A uniform stick of mass m and length l is suspended horizontally with end B at the edge of a table as shown in the diagram, and the other end A is originally held by hand.
The hand at A is suddenly released.
At the instant immediately after the release:
(a) What is the magnitude of the torque (τB) about the end B at the edge of the table?
Express your answer in terms of m, l and acceleration due to gravity g as needed (enter m for m, l for l and g for g).
τB=
(b) What is the magnitude of the angular acceleration α about the end B at the edge of the table?
Express your answer in terms of m, l and acceleration due to gravity g as needed (enter m for m, l for l and g for g).
α=
(c) What is the magnitude of the vertical acceleration a of the center of mass?
Express your answer in terms of m, l and acceleration due to gravity g as needed (enter m for m, l for l and g for g).
a=
(d) What is the magnitude of the vertical component of the hinge force (N) at B ?
Express your answer in terms of m, l and acceleration due to gravity g as needed (enter m for m, l for l and g for g).
N=
To answer these questions, we need to analyze the forces and torques acting on the stick after it is released. Let's break down each part of the question.
(a) The magnitude of the torque about point B can be found using the formula for torque: τ = r × F, where τ is the torque, r is the position vector from the pivot point to the line of action of the force, and F is the force.
In this case, the force acting on the stick is the weight of the stick, which is mg, and the position vector r is the perpendicular distance from point B to the line of action of the force. Since the stick is suspended horizontally, this distance is l/2. Therefore, the torque about point B is given by:
τB = r × F = (l/2) × (mg) = mgl/2
So, the magnitude of the torque about point B is mgl/2.
(b) The angular acceleration about point B can be found using the formula τ = Iα, where τ is the torque, I is the moment of inertia, and α is the angular acceleration.
For a thin rod rotating about one end, the moment of inertia is given by I = (1/3)ml^2. Substituting the value of torque (mgl/2) into the equation, we can solve for α:
mgl/2 = (1/3)ml^2 α
Simplifying the equation, we find:
α = (3g)/2l
So, the magnitude of the angular acceleration about point B is (3g)/2l.
(c) The vertical acceleration of the center of mass can be found using the equation F = ma, where F is the net force acting on the rod, m is the mass of the rod, and a is the acceleration.

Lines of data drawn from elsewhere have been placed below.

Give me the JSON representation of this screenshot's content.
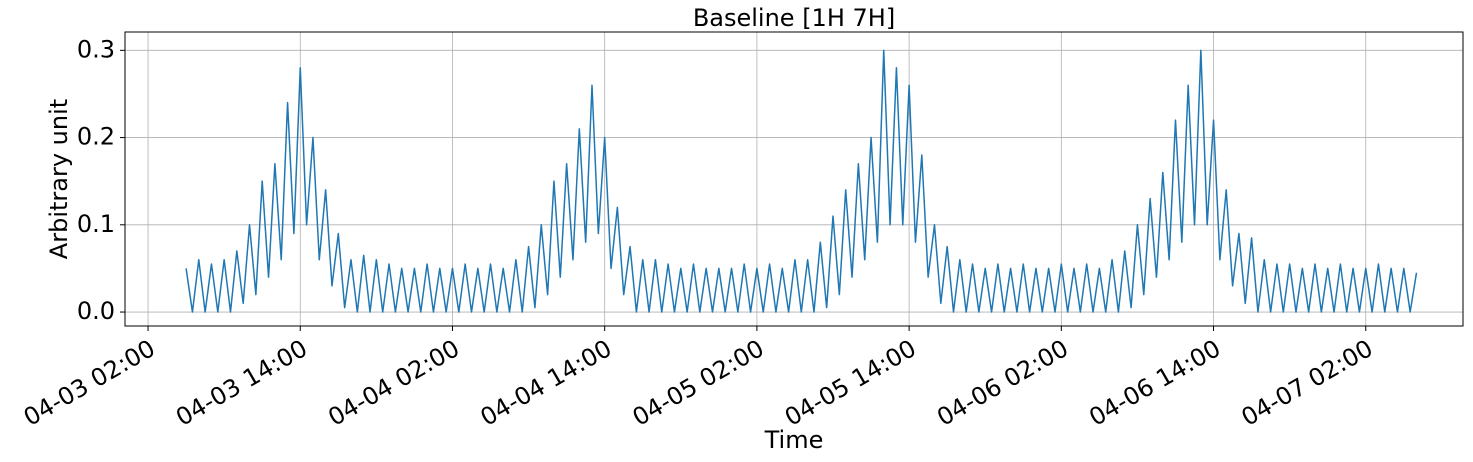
{
  "chart_data": {
    "type": "line",
    "title": "Baseline [1H 7H]",
    "x_label": "Time",
    "y_label": "Arbitrary unit",
    "color": "#1f77b4",
    "grid": true,
    "xlim": [
      "04-03 00:11",
      "04-07 09:40"
    ],
    "xticks": [
      "04-03 02:00",
      "04-03 14:00",
      "04-04 02:00",
      "04-04 14:00",
      "04-05 02:00",
      "04-05 14:00",
      "04-06 02:00",
      "04-06 14:00",
      "04-07 02:00"
    ],
    "ylim": [
      -0.016,
      0.321
    ],
    "yticks": [
      {
        "value": 0,
        "label": "0.0"
      },
      0.1,
      0.2,
      0.3
    ],
    "x": [
      "04-03 05:00",
      "04-03 05:30",
      "04-03 06:00",
      "04-03 06:30",
      "04-03 07:00",
      "04-03 07:30",
      "04-03 08:00",
      "04-03 08:30",
      "04-03 09:00",
      "04-03 09:30",
      "04-03 10:00",
      "04-03 10:30",
      "04-03 11:00",
      "04-03 11:30",
      "04-03 12:00",
      "04-03 12:30",
      "04-03 13:00",
      "04-03 13:30",
      "04-03 14:00",
      "04-03 14:30",
      "04-03 15:00",
      "04-03 15:30",
      "04-03 16:00",
      "04-03 16:30",
      "04-03 17:00",
      "04-03 17:30",
      "04-03 18:00",
      "04-03 18:30",
      "04-03 19:00",
      "04-03 19:30",
      "04-03 20:00",
      "04-03 20:30",
      "04-03 21:00",
      "04-03 21:30",
      "04-03 22:00",
      "04-03 22:30",
      "04-03 23:00",
      "04-03 23:30",
      "04-04 00:00",
      "04-04 00:30",
      "04-04 01:00",
      "04-04 01:30",
      "04-04 02:00",
      "04-04 02:30",
      "04-04 03:00",
      "04-04 03:30",
      "04-04 04:00",
      "04-04 04:30",
      "04-04 05:00",
      "04-04 05:30",
      "04-04 06:00",
      "04-04 06:30",
      "04-04 07:00",
      "04-04 07:30",
      "04-04 08:00",
      "04-04 08:30",
      "04-04 09:00",
      "04-04 09:30",
      "04-04 10:00",
      "04-04 10:30",
      "04-04 11:00",
      "04-04 11:30",
      "04-04 12:00",
      "04-04 12:30",
      "04-04 13:00",
      "04-04 13:30",
      "04-04 14:00",
      "04-04 14:30",
      "04-04 15:00",
      "04-04 15:30",
      "04-04 16:00",
      "04-04 16:30",
      "04-04 17:00",
      "04-04 17:30",
      "04-04 18:00",
      "04-04 18:30",
      "04-04 19:00",
      "04-04 19:30",
      "04-04 20:00",
      "04-04 20:30",
      "04-04 21:00",
      "04-04 21:30",
      "04-04 22:00",
      "04-04 22:30",
      "04-04 23:00",
      "04-04 23:30",
      "04-05 00:00",
      "04-05 00:30",
      "04-05 01:00",
      "04-05 01:30",
      "04-05 02:00",
      "04-05 02:30",
      "04-05 03:00",
      "04-05 03:30",
      "04-05 04:00",
      "04-05 04:30",
      "04-05 05:00",
      "04-05 05:30",
      "04-05 06:00",
      "04-05 06:30",
      "04-05 07:00",
      "04-05 07:30",
      "04-05 08:00",
      "04-05 08:30",
      "04-05 09:00",
      "04-05 09:30",
      "04-05 10:00",
      "04-05 10:30",
      "04-05 11:00",
      "04-05 11:30",
      "04-05 12:00",
      "04-05 12:30",
      "04-05 13:00",
      "04-05 13:30",
      "04-05 14:00",
      "04-05 14:30",
      "04-05 15:00",
      "04-05 15:30",
      "04-05 16:00",
      "04-05 16:30",
      "04-05 17:00",
      "04-05 17:30",
      "04-05 18:00",
      "04-05 18:30",
      "04-05 19:00",
      "04-05 19:30",
      "04-05 20:00",
      "04-05 20:30",
      "04-05 21:00",
      "04-05 21:30",
      "04-05 22:00",
      "04-05 22:30",
      "04-05 23:00",
      "04-05 23:30",
      "04-06 00:00",
      "04-06 00:30",
      "04-06 01:00",
      "04-06 01:30",
      "04-06 02:00",
      "04-06 02:30",
      "04-06 03:00",
      "04-06 03:30",
      "04-06 04:00",
      "04-06 04:30",
      "04-06 05:00",
      "04-06 05:30",
      "04-06 06:00",
      "04-06 06:30",
      "04-06 07:00",
      "04-06 07:30",
      "04-06 08:00",
      "04-06 08:30",
      "04-06 09:00",
      "04-06 09:30",
      "04-06 10:00",
      "04-06 10:30",
      "04-06 11:00",
      "04-06 11:30",
      "04-06 12:00",
      "04-06 12:30",
      "04-06 13:00",
      "04-06 13:30",
      "04-06 14:00",
      "04-06 14:30",
      "04-06 15:00",
      "04-06 15:30",
      "04-06 16:00",
      "04-06 16:30",
      "04-06 17:00",
      "04-06 17:30",
      "04-06 18:00",
      "04-06 18:30",
      "04-06 19:00",
      "04-06 19:30",
      "04-06 20:00",
      "04-06 20:30",
      "04-06 21:00",
      "04-06 21:30",
      "04-06 22:00",
      "04-06 22:30",
      "04-06 23:00",
      "04-06 23:30",
      "04-07 00:00",
      "04-07 00:30",
      "04-07 01:00",
      "04-07 01:30",
      "04-07 02:00",
      "04-07 02:30",
      "04-07 03:00",
      "04-07 03:30",
      "04-07 04:00",
      "04-07 04:30",
      "04-07 05:00",
      "04-07 05:30",
      "04-07 06:00"
    ],
    "values": [
      0.05,
      0,
      0.06,
      0,
      0.055,
      0,
      0.06,
      0,
      0.07,
      0.01,
      0.1,
      0.02,
      0.15,
      0.04,
      0.17,
      0.06,
      0.24,
      0.09,
      0.28,
      0.1,
      0.2,
      0.06,
      0.14,
      0.03,
      0.09,
      0.005,
      0.06,
      0,
      0.065,
      0,
      0.06,
      0,
      0.055,
      0,
      0.05,
      0,
      0.05,
      0,
      0.055,
      0,
      0.05,
      0,
      0.05,
      0,
      0.055,
      0,
      0.05,
      0,
      0.055,
      0,
      0.05,
      0,
      0.06,
      0,
      0.075,
      0.005,
      0.1,
      0.02,
      0.15,
      0.04,
      0.17,
      0.06,
      0.21,
      0.08,
      0.26,
      0.09,
      0.2,
      0.05,
      0.12,
      0.02,
      0.075,
      0,
      0.06,
      0,
      0.06,
      0,
      0.055,
      0,
      0.05,
      0,
      0.055,
      0,
      0.05,
      0,
      0.05,
      0,
      0.05,
      0,
      0.055,
      0,
      0.05,
      0,
      0.055,
      0,
      0.05,
      0,
      0.06,
      0,
      0.06,
      0,
      0.08,
      0.005,
      0.11,
      0.02,
      0.14,
      0.04,
      0.17,
      0.06,
      0.2,
      0.08,
      0.3,
      0.1,
      0.28,
      0.1,
      0.26,
      0.08,
      0.18,
      0.04,
      0.1,
      0.01,
      0.075,
      0,
      0.06,
      0,
      0.055,
      0,
      0.05,
      0,
      0.055,
      0,
      0.05,
      0,
      0.055,
      0,
      0.05,
      0,
      0.05,
      0,
      0.055,
      0,
      0.05,
      0,
      0.055,
      0,
      0.05,
      0,
      0.06,
      0,
      0.07,
      0.005,
      0.1,
      0.02,
      0.13,
      0.04,
      0.16,
      0.06,
      0.22,
      0.08,
      0.26,
      0.1,
      0.3,
      0.1,
      0.22,
      0.06,
      0.14,
      0.03,
      0.09,
      0.01,
      0.085,
      0,
      0.06,
      0,
      0.055,
      0,
      0.055,
      0,
      0.05,
      0,
      0.055,
      0,
      0.05,
      0,
      0.055,
      0,
      0.05,
      0,
      0.05,
      0,
      0.055,
      0,
      0.05,
      0,
      0.05,
      0,
      0.045
    ]
  }
}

In this case, the only force acting on the rod is the vertical component of the hinge force, N. Therefore, the net force is given by:
F = N - mg
Setting this net force equal to ma, we have:
N - mg = ma
Simplifying the equation, we find:
a = (N - mg)/m
So, the magnitude of the vertical acceleration of the center of mass is (N - mg)/m.
(d) To find the magnitude of the vertical component of the hinge force at B, we can use the equation of torque equilibrium:
∑τ = 0
Since the stick is in rotational equilibrium, the sum of the torques about any point must be zero. Taking point B as the pivot, the only torque acting on the stick is the torque due to the weight of the stick (mg) about point B, which is equal to mgl/2. Therefore, the hinge force at B must provide an equal and opposite torque to maintain equilibrium.
So we have:
τB = N × 0 = mgl/2
Simplifying the equation, we find:
N = (mgl/2)/0
Notice that the denominator is zero, which means that the hinge force at B will be undefined. This indicates that there is no vertical component of the hinge force at point B.
Therefore, the magnitude of the vertical component of the hinge force at B is undefined (N = undefined).